For a heartbeat, something flashed in his eyes, interest perhaps, or irritation, but it didn't warm him.
It sharpened him.
Then he tilted his head slightly, and I realized with sick certainty that he wasn't watching me the way a man watched a woman.
He was scenting me.
The perfume at my throat was suffocatingly sweet, a crude attempt to overwrite truth-but wolves didn't rely on surface.
They read what lived beneath skin, beneath breath, beneath fear.
In that moment, the drug felt like both curse and blessing: it dulled my strength, yet it couldn't fully dull what I was.
Lily's warning trembled in my mind.
[He'll smell you. Even through it.]
Alpha Damien stepped closer, and the pressure in the room tightened until it felt like I was being pinned by air alone.
His hand came up and caught my chin, not rough, not gentle, simply certain, and he turned my face slightly as if confirming what his senses already knew.
"You're wearing her scent," he murmured.
I refused to answer. Any lie would be measured against the truth in my blood.
His thumb brushed the corner of my mouth, and I realized too late that blood from my bitten lip had smeared there-faint but real.
A single careless mistake.
I felt it before I saw it: the subtle shift in him, the moment his calm fractured like ice under pressure. His nostrils flared.
His throat worked once. His eyes darkened as though something inside him had lunged forward, impatient with restraint.
"Not her," he said under his breath, so quiet it might have been meant only for himself.
My heart slammed against my ribs.
I forced a smile, cold and sharp. "Congratulations, Your Majesty. You can still tell one woman from another."
That should have earned me punishment.
Instead, his gaze held mine with something dangerously intimate-curiosity that tasted like possession.
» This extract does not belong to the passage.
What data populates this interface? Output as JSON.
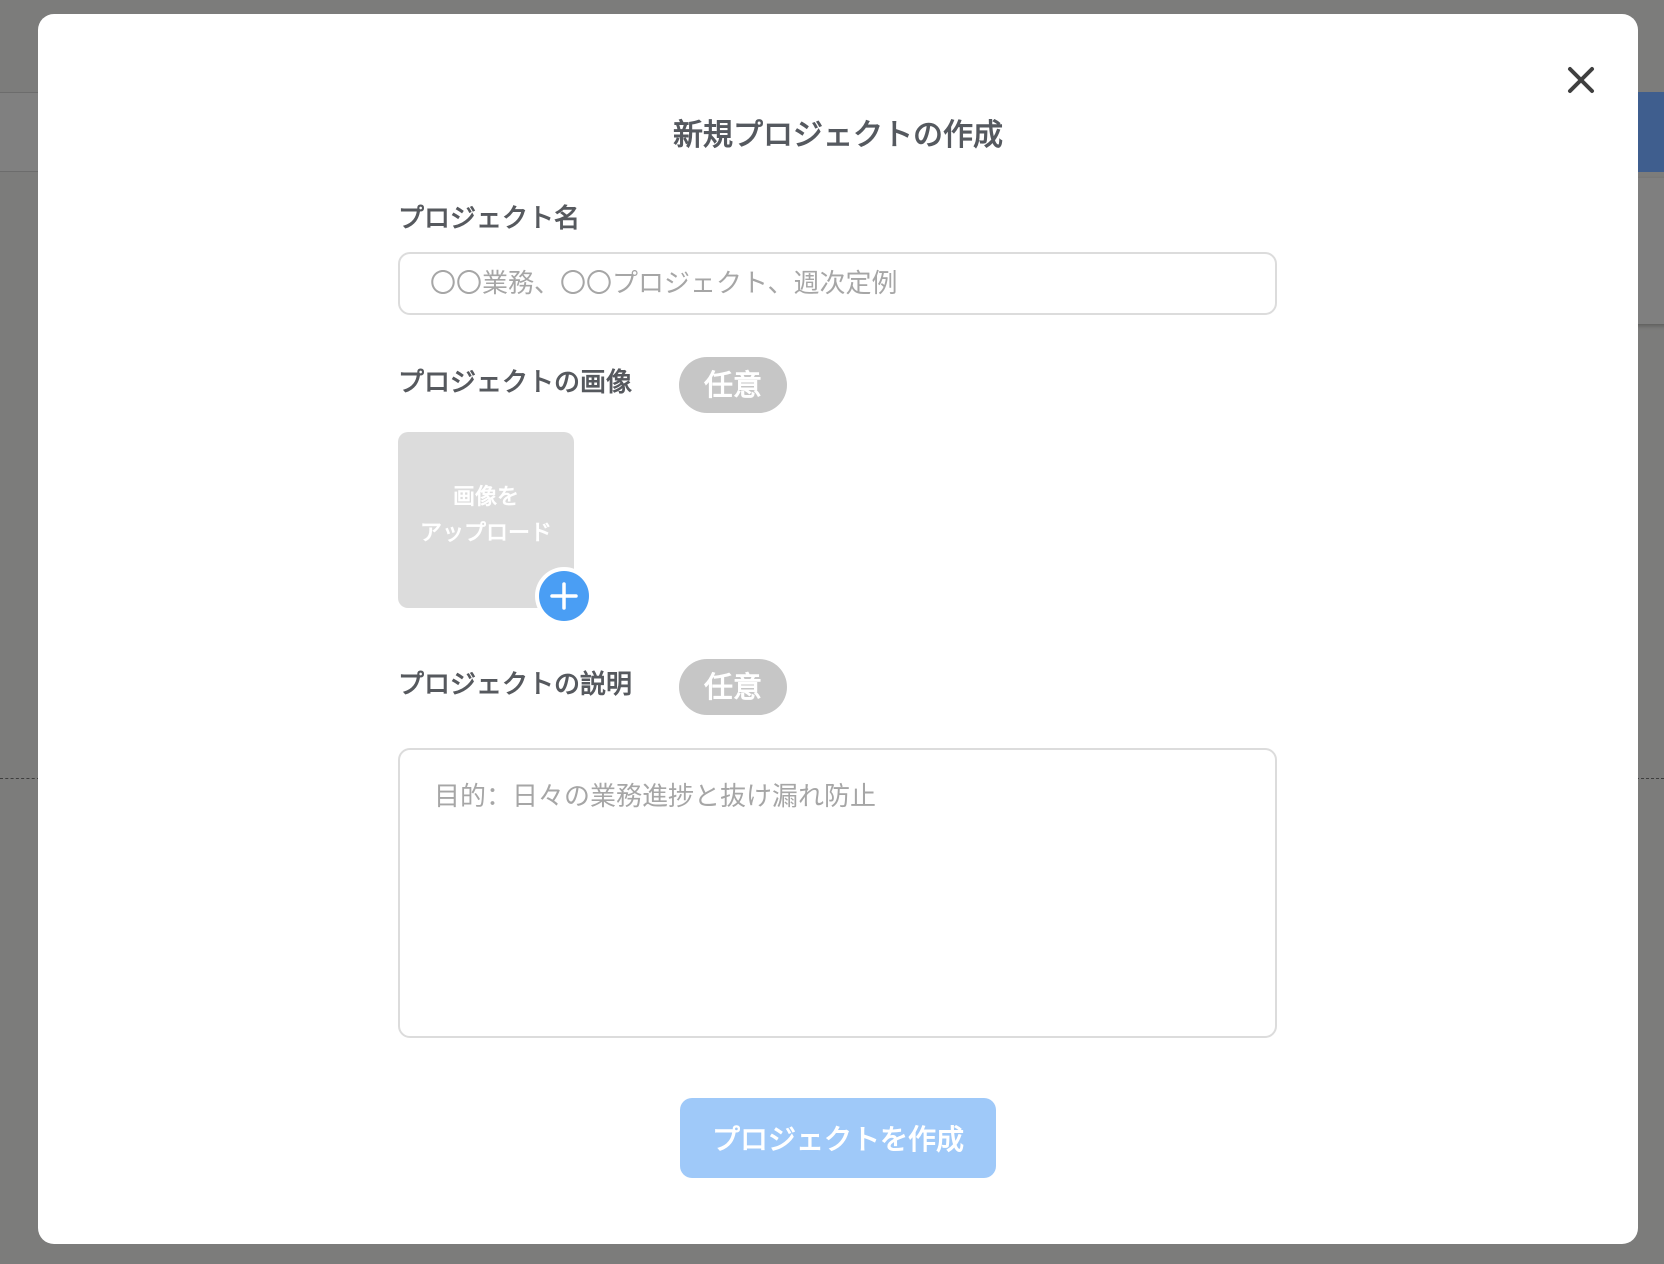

"Name." The word dropped lower, demanded.
I should have said Clara.
I should have clung to the identity my father had painted onto me like perfume.
But my breath hitched.
When I spoke, my voice came out rough but steady-because pride was the only thing the drug couldn't steal.
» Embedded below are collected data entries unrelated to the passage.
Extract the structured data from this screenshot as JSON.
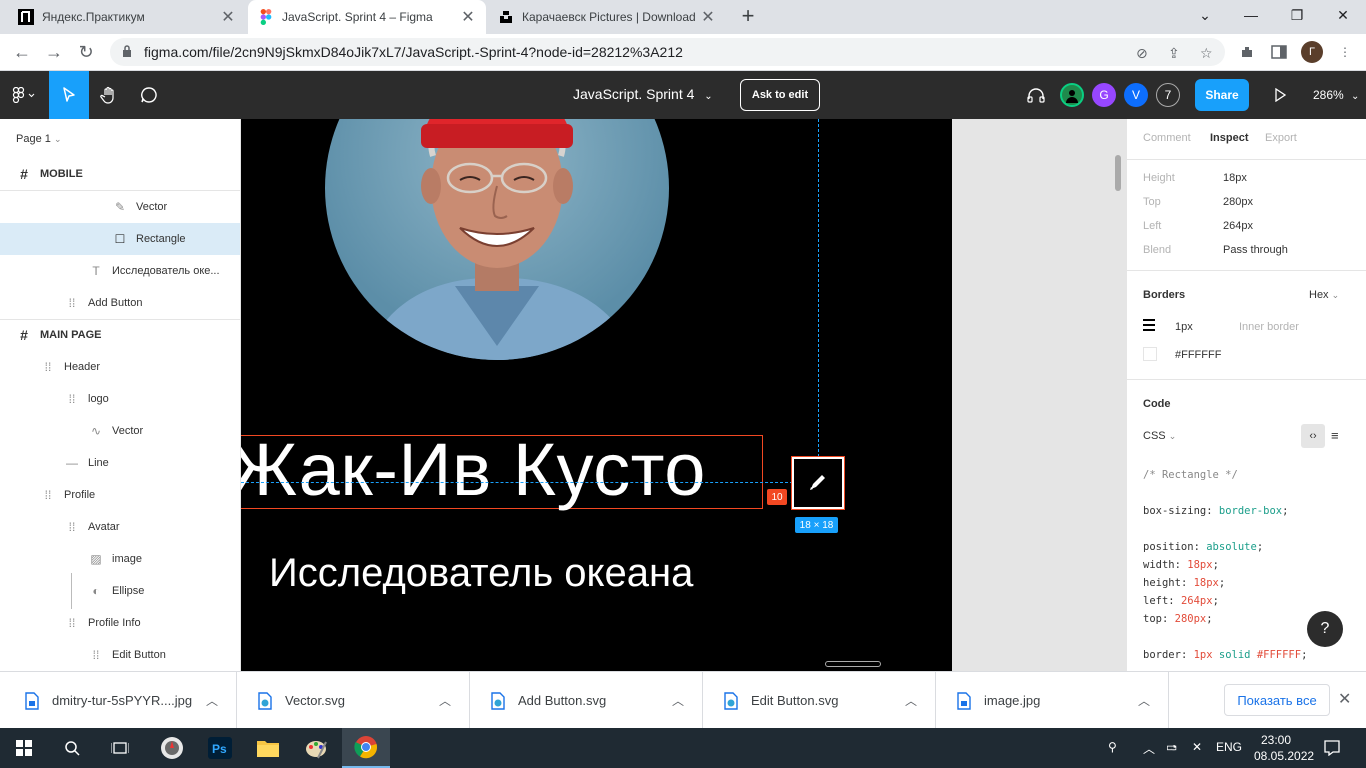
{
  "browser": {
    "tabs": [
      {
        "title": "Яндекс.Практикум",
        "active": false
      },
      {
        "title": "JavaScript. Sprint 4 – Figma",
        "active": true
      },
      {
        "title": "Карачаевск Pictures | Download",
        "active": false
      }
    ],
    "url": "figma.com/file/2cn9N9jSkmxD84oJik7xL7/JavaScript.-Sprint-4?node-id=28212%3A212",
    "profile_initial": "Г"
  },
  "figma": {
    "doc_title": "JavaScript. Sprint 4",
    "ask_to_edit": "Ask to edit",
    "share": "Share",
    "zoom": "286%",
    "avatars": [
      {
        "initial": "",
        "color": "#1f8a4c"
      },
      {
        "initial": "G",
        "color": "#9747ff"
      },
      {
        "initial": "V",
        "color": "#0d6efd"
      },
      {
        "initial": "7",
        "color": "#2c2c2c"
      }
    ]
  },
  "layers": {
    "page": "Page 1",
    "items": [
      {
        "label": "MOBILE",
        "icon": "frame-icon",
        "frame": true
      },
      {
        "label": "Vector",
        "icon": "pen-icon"
      },
      {
        "label": "Rectangle",
        "icon": "rectangle-icon",
        "highlighted": true
      },
      {
        "label": "Исследователь оке...",
        "icon": "text-icon"
      },
      {
        "label": "Add Button",
        "icon": "group-icon"
      },
      {
        "label": "MAIN PAGE",
        "icon": "frame-icon",
        "frame": true
      },
      {
        "label": "Header",
        "icon": "group-icon"
      },
      {
        "label": "logo",
        "icon": "group-icon"
      },
      {
        "label": "Vector",
        "icon": "vector-icon"
      },
      {
        "label": "Line",
        "icon": "line-icon"
      },
      {
        "label": "Profile",
        "icon": "group-icon"
      },
      {
        "label": "Avatar",
        "icon": "group-icon"
      },
      {
        "label": "image",
        "icon": "image-icon"
      },
      {
        "label": "Ellipse",
        "icon": "ellipse-icon"
      },
      {
        "label": "Profile Info",
        "icon": "group-icon"
      },
      {
        "label": "Edit Button",
        "icon": "group-icon"
      }
    ]
  },
  "canvas": {
    "name": "Жак-Ив Кусто",
    "subtitle": "Исследователь океана",
    "distance": "10",
    "size": "18 × 18"
  },
  "inspect": {
    "tabs": [
      "Comment",
      "Inspect",
      "Export"
    ],
    "active_tab": "Inspect",
    "props": [
      {
        "key": "Height",
        "value": "18px"
      },
      {
        "key": "Top",
        "value": "280px"
      },
      {
        "key": "Left",
        "value": "264px"
      },
      {
        "key": "Blend",
        "value": "Pass through"
      }
    ],
    "borders_title": "Borders",
    "color_format": "Hex",
    "border_width": "1px",
    "border_type": "Inner border",
    "border_color": "#FFFFFF",
    "code_title": "Code",
    "code_lang": "CSS",
    "code": {
      "comment": "/* Rectangle */",
      "box_sizing_prop": "box-sizing",
      "box_sizing_val": "border-box",
      "position_prop": "position",
      "position_val": "absolute",
      "width_prop": "width",
      "width_val": "18px",
      "height_prop": "height",
      "height_val": "18px",
      "left_prop": "left",
      "left_val": "264px",
      "top_prop": "top",
      "top_val": "280px",
      "border_prop": "border",
      "border_w": "1px",
      "border_style": "solid",
      "border_color": "#FFFFFF"
    }
  },
  "downloads": {
    "items": [
      {
        "name": "dmitry-tur-5sPYYR....jpg",
        "icon": "image-file-icon"
      },
      {
        "name": "Vector.svg",
        "icon": "edge-file-icon"
      },
      {
        "name": "Add Button.svg",
        "icon": "edge-file-icon"
      },
      {
        "name": "Edit Button.svg",
        "icon": "edge-file-icon"
      },
      {
        "name": "image.jpg",
        "icon": "image-file-icon"
      }
    ],
    "show_all": "Показать все"
  },
  "taskbar": {
    "lang": "ENG",
    "time": "23:00",
    "date": "08.05.2022"
  },
  "colors": {
    "figma_blue": "#18a0fb",
    "selection_red": "#f24822",
    "toolbar": "#2c2c2c"
  }
}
"If you want answers," I said, "you'll pay for them."
His mouth curved. Not into kindness. Into a quiet, terrifying certainty.
"Price?" he asked.
The suffocating awareness that the room had narrowed until there was only him, and me, and the ancient pull tightening like a noose around both our throats.
Alpha Damien leaned in slowly.
Close enough that his breath brushed my ear. Close enough that my fingers caught the lapel of his coat, as if my body had decided that falling would be less dangerous if I fell into him.
He paused there, hovering at the edge of contact, the edge of ruin, as though he were savoring the moment before the world changed.
"Whatever you think the cost is," he murmured, voice like velvet wrapped around steel, "I can afford it."